Dans le roman, Dorian, jeune éphèbe anglais, pas encore dandy mais presque, se fait tirer le portrait par Basil, un peintre qu’il fascine par sa beauté. Henry Wotton, un vieux pote acariâtre de Basil s’incruste un jour alors que le peintre est sur le point de mettre la touche finale à son tableau. Débitant sarcasme sur sarcasme, le lord fait prendre conscience à Dorian que le tableau restera éternellement beau et jeune quand lui vieillira et s’enlaidira. Dorian passe alors un pacte (avec lui-même, le diable, et bob l’éponge)(on sait pas trop, en fait) pour que le portrait vieillisse à sa place. Après, Dorian devient un gros connard puis le mal incarné.

THE END.

C’est juste mon oeuvre littéraire préférée par le meilleur auteur du monde. Si vous ne l’avez pas lu vous n’irez jamais au paradis (c’est écrit c’est la loi).

Mais Dorian ne fascine pas que Basil et Henry, il fascine aussi Hollywood.

Les adaptations commencent dès 1910 au cinéma (le roman est sorti en 1890/1891, une version édulcorée avait été tentée par Méliès himself en 1899)*, d’abord par un Danois inconnu, et dès 1909 au théâtre par un français un peu connu : Jean Cocteau (Le Portrait surnaturel de Dorian Gray).

Wallace Reid, bôgoss en 1913.

La première adaptation notable est celle d’Albert Lewin avec, dans le rôle-titre, un type carrément flippant pour le coup :

Kurd Hatfield, toujours moins flippant que son portrait avant/après :

En 1970, joli Dorian vu par un réal Italien, Helmut Berger :

Sorti en France avec le titre Le Dépravé

(oohlala, mais c’est vrai qu’il a l’air dépravé dis donc)

Après, il y a eu une passe  » galerie des horreurs » :

[Shane Bryant, 1973]

En fait, tout le monde a joué Dorian Gray.

(Même une femme)

Ca va de l’inconnu le plus total :

A Josh Duhamel avec une moumoute :

En passant par Simon de 7 à la maison (David Gallagher) dans une version « modernisée » comme aiment faire les américains.

Je n’ai pas vu l’adaptation en question mais le fait que Wotton soit joué par une valeur sûre de mon panthéon de l’hormone personnel, Christian Camargo, me rend très très curieuse, si quelqu’un a le fichier le lien pour l’acheter légalement.

 

[Maisoùeskejlaidjavu ? Dans la saison 1 de Dexter. Oui c’est bien lui qui. Non. Chut. On ne spoile pas son voisin]

Pour continuer avec la gossbo masterclass, citons Stuart Townsend qui a tenu le rôle dans le bouseux mais culte La Ligue des gentlemen extraordinaires :

[Mais alors pourquoi le rendre brun ? Ca mystère…]

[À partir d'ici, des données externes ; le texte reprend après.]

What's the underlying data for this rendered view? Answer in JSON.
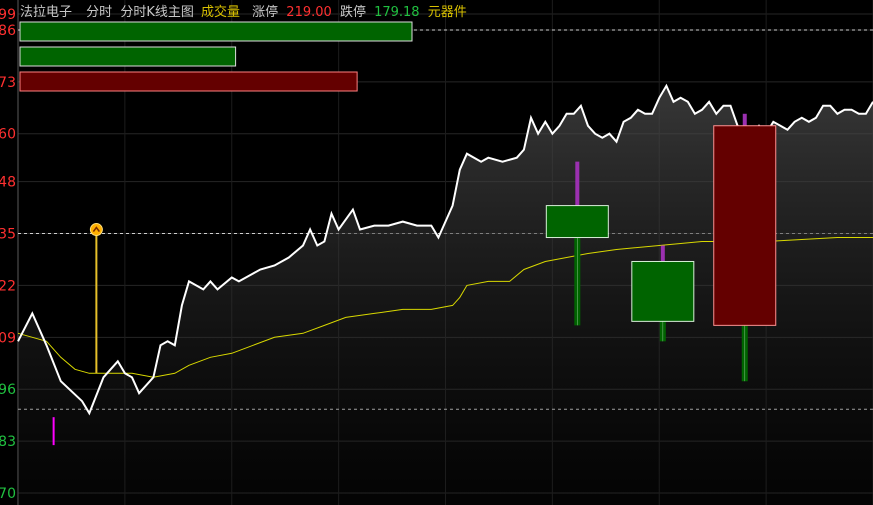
{
  "header": {
    "stock_name": "法拉电子",
    "mode_label": "分时",
    "indicator_label": "分时K线主图",
    "volume_label": "成交量",
    "limit_up_label": "涨停",
    "limit_up_value": "219.00",
    "limit_down_label": "跌停",
    "limit_down_value": "179.18",
    "component_label": "元器件"
  },
  "colors": {
    "background": "#000000",
    "price_line": "#ffffff",
    "avg_line": "#d8d800",
    "up_red": "#ff3030",
    "down_green": "#20c040",
    "bull_fill": "#006400",
    "bear_fill": "#640000",
    "wick_up": "#9b30b0",
    "header_gray": "#c8c8c8",
    "header_yellow": "#d8c000"
  },
  "chart_data": {
    "type": "line",
    "y_ticks": [
      {
        "label": "99",
        "value": 199.0,
        "color": "red"
      },
      {
        "label": "86",
        "value": 198.6,
        "color": "red"
      },
      {
        "label": "73",
        "value": 197.3,
        "color": "red"
      },
      {
        "label": "60",
        "value": 196.0,
        "color": "red"
      },
      {
        "label": "48",
        "value": 194.8,
        "color": "red"
      },
      {
        "label": "35",
        "value": 193.5,
        "color": "red"
      },
      {
        "label": "22",
        "value": 192.2,
        "color": "red"
      },
      {
        "label": "09",
        "value": 190.9,
        "color": "red"
      },
      {
        "label": "96",
        "value": 189.6,
        "color": "green"
      },
      {
        "label": "83",
        "value": 188.3,
        "color": "green"
      },
      {
        "label": "70",
        "value": 187.0,
        "color": "green"
      }
    ],
    "ylim": [
      186.7,
      199.35
    ],
    "xlim": [
      0,
      120
    ],
    "reference_lines": [
      198.6,
      193.5,
      189.1
    ],
    "volume_bars": [
      {
        "value": 1.0,
        "color": "green"
      },
      {
        "value": 0.55,
        "color": "green"
      },
      {
        "value": 0.86,
        "color": "red"
      }
    ],
    "series": [
      {
        "type": "price",
        "points": [
          [
            0,
            190.8
          ],
          [
            2,
            191.5
          ],
          [
            4,
            190.7
          ],
          [
            6,
            189.8
          ],
          [
            9,
            189.3
          ],
          [
            10,
            189.0
          ],
          [
            12,
            189.9
          ],
          [
            14,
            190.3
          ],
          [
            15,
            190.0
          ],
          [
            16,
            189.9
          ],
          [
            17,
            189.5
          ],
          [
            19,
            189.9
          ],
          [
            20,
            190.7
          ],
          [
            21,
            190.8
          ],
          [
            22,
            190.7
          ],
          [
            23,
            191.7
          ],
          [
            24,
            192.3
          ],
          [
            26,
            192.1
          ],
          [
            27,
            192.3
          ],
          [
            28,
            192.1
          ],
          [
            30,
            192.4
          ],
          [
            31,
            192.3
          ],
          [
            33,
            192.5
          ],
          [
            34,
            192.6
          ],
          [
            36,
            192.7
          ],
          [
            38,
            192.9
          ],
          [
            40,
            193.2
          ],
          [
            41,
            193.6
          ],
          [
            42,
            193.2
          ],
          [
            43,
            193.3
          ],
          [
            44,
            194.0
          ],
          [
            45,
            193.6
          ],
          [
            47,
            194.1
          ],
          [
            48,
            193.6
          ],
          [
            50,
            193.7
          ],
          [
            52,
            193.7
          ],
          [
            54,
            193.8
          ],
          [
            56,
            193.7
          ],
          [
            58,
            193.7
          ],
          [
            59,
            193.4
          ],
          [
            61,
            194.2
          ],
          [
            62,
            195.1
          ],
          [
            63,
            195.5
          ],
          [
            65,
            195.3
          ],
          [
            66,
            195.4
          ],
          [
            68,
            195.3
          ],
          [
            70,
            195.4
          ],
          [
            71,
            195.6
          ],
          [
            72,
            196.4
          ],
          [
            73,
            196.0
          ],
          [
            74,
            196.3
          ],
          [
            75,
            196.0
          ],
          [
            76,
            196.2
          ],
          [
            77,
            196.5
          ],
          [
            78,
            196.5
          ],
          [
            79,
            196.7
          ],
          [
            80,
            196.2
          ],
          [
            81,
            196.0
          ],
          [
            82,
            195.9
          ],
          [
            83,
            196.0
          ],
          [
            84,
            195.8
          ],
          [
            85,
            196.3
          ],
          [
            86,
            196.4
          ],
          [
            87,
            196.6
          ],
          [
            88,
            196.5
          ],
          [
            89,
            196.5
          ],
          [
            90,
            196.9
          ],
          [
            91,
            197.2
          ],
          [
            92,
            196.8
          ],
          [
            93,
            196.9
          ],
          [
            94,
            196.8
          ],
          [
            95,
            196.5
          ],
          [
            96,
            196.6
          ],
          [
            97,
            196.8
          ],
          [
            98,
            196.5
          ],
          [
            99,
            196.7
          ],
          [
            100,
            196.7
          ],
          [
            101,
            196.2
          ],
          [
            102,
            195.9
          ],
          [
            103,
            196.0
          ],
          [
            104,
            196.2
          ],
          [
            105,
            196.0
          ],
          [
            106,
            196.3
          ],
          [
            107,
            196.2
          ],
          [
            108,
            196.1
          ],
          [
            109,
            196.3
          ],
          [
            110,
            196.4
          ],
          [
            111,
            196.3
          ],
          [
            112,
            196.4
          ],
          [
            113,
            196.7
          ],
          [
            114,
            196.7
          ],
          [
            115,
            196.5
          ],
          [
            116,
            196.6
          ],
          [
            117,
            196.6
          ],
          [
            118,
            196.5
          ],
          [
            119,
            196.5
          ],
          [
            120,
            196.8
          ]
        ]
      },
      {
        "type": "average",
        "points": [
          [
            0,
            191.0
          ],
          [
            2,
            190.9
          ],
          [
            4,
            190.8
          ],
          [
            6,
            190.4
          ],
          [
            8,
            190.1
          ],
          [
            10,
            190.0
          ],
          [
            13,
            190.0
          ],
          [
            16,
            190.0
          ],
          [
            19,
            189.9
          ],
          [
            22,
            190.0
          ],
          [
            24,
            190.2
          ],
          [
            27,
            190.4
          ],
          [
            30,
            190.5
          ],
          [
            33,
            190.7
          ],
          [
            36,
            190.9
          ],
          [
            40,
            191.0
          ],
          [
            43,
            191.2
          ],
          [
            46,
            191.4
          ],
          [
            50,
            191.5
          ],
          [
            54,
            191.6
          ],
          [
            58,
            191.6
          ],
          [
            61,
            191.7
          ],
          [
            62,
            191.9
          ],
          [
            63,
            192.2
          ],
          [
            66,
            192.3
          ],
          [
            69,
            192.3
          ],
          [
            71,
            192.6
          ],
          [
            74,
            192.8
          ],
          [
            77,
            192.9
          ],
          [
            80,
            193.0
          ],
          [
            84,
            193.1
          ],
          [
            90,
            193.2
          ],
          [
            96,
            193.3
          ],
          [
            100,
            193.3
          ],
          [
            105,
            193.3
          ],
          [
            110,
            193.35
          ],
          [
            115,
            193.4
          ],
          [
            120,
            193.4
          ]
        ]
      }
    ],
    "candles": [
      {
        "x": 78.5,
        "open": 193.4,
        "close": 194.2,
        "high": 195.3,
        "low": 191.2,
        "direction": "down"
      },
      {
        "x": 90.5,
        "open": 192.8,
        "close": 191.3,
        "high": 193.2,
        "low": 190.8,
        "direction": "down"
      },
      {
        "x": 102,
        "open": 191.2,
        "close": 196.2,
        "high": 196.5,
        "low": 189.8,
        "direction": "up"
      }
    ],
    "markers": [
      {
        "type": "buy",
        "x": 11,
        "value": 193.6,
        "base": 190.0,
        "color": "#e6c02a"
      },
      {
        "type": "spike",
        "x": 5,
        "top": 188.9,
        "bottom": 188.2,
        "color": "#ff00ff"
      }
    ]
  }
}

La dernière adaptation cinématographique remarquable est celle de 2009 par le réalisateur Oliver Parker avec un Dorian Gray ma foi…

…plutôt souvent à poil …ET monoexpressif

[attention il y a un nichon sur cette photo]

Ben Barnes donc. Un de nos chouchous de l’hormone. Souvent cité ici (il s’en contentera vu que, niveau actorat il ne sera vraisemblablement jamais oscarisé), il a participé au massacre de l’oeuvre en compagnie de Colin Firth.

Un film à oublier. Vite. Ou à refaire, avec les mêmes, mais en mieux. Parce que niveau casting c’était plein de promesses, mais le résultat final est à en pâlir d’horreur.

Bref. Dorian Gray c’est QUE DU BONHEUR. Ca se marrie avec tout, un peu comme Elizabeth Taylor ou une petite robe noire. C’est toujours joli à regarder même si le reste est à chier. C’est un pilier de la culture de l’hormone et c’est encore meilleur de se faire mal avec ces adaptations quand on a lu l’original.

*Il a fallu attendre cette année pour une véritable version entière et non censurée.